There's a really interesting algorithm that most AI models use for training called "hill climbing." It's used when trying to achieve a heuristic (close enough) solution for an intractable (too large to solve) problem, like the traveling salesman problem . It works by attempting some random baseline solution, then modifies it slightly and tries again to see if there was improvement. If there was, it accepts that as the baseline solution, modifies it slightly and tries again.

The tricky part is the algorithm can often reach a "local maximum" where every other option it tries is worse. It thinks it has the best possible answer, so it gives up. But that solution not as optimal as it could be if it were willing to accept some worse actions in order to discover even greater maximums.

Local maximum

Think of it like a small hill next to a large mountain. If you climbed the mountain blind with strict instructions to "only climb upwards," you could get stuck on the small hill with no more "climb up" action possible. You'd think you had reached the highest point.

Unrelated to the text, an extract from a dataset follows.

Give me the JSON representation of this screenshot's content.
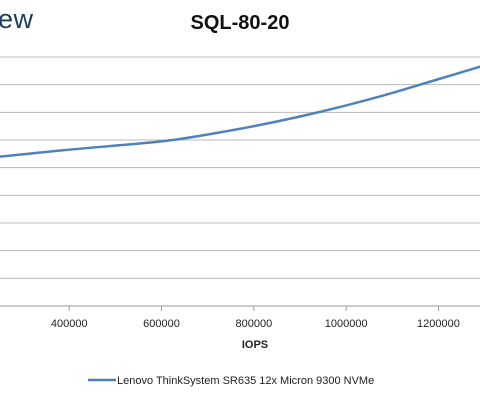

To make it up the large mountain, you need to have some threshold for accepting "climb down" actions or else you'd have to start again in a different random place and hope to get lucky enough to reach the higher summit.

One of the ways AI avoids getting stuck in "local maximum" is by introducing some random inferior changes (this is called jittering) early on in the process (the explore phase) and slowly turning that noise down toward the end of the process (the exploit phase).

Thinking about how machines solve intractable problems got me thinking about how creativity works in the human mind. After all, the creative process is in some sense an intractable problem: there's usually not one specific "right" solution, just an attempt to get to close enough given our time constraints.

We call the middle of the bell curve "average." It's a local maximum of sorts. Those "outliers" than Dan mentioned the creative insights that come to us from unlikely, random, serendipitous places — I see those as a sort of "informed jitter" for our creative process. Not-quite-random random moments like when August Kekulé figured out the structure of benzene from a dream he had about a snake eating its tail or when Jamie Link accidentally shattered a silicon chip and invented Smart Dust.

It's good to let some randomness into your creative process.

That's why I took a break from talking about design systems and wrote this instead.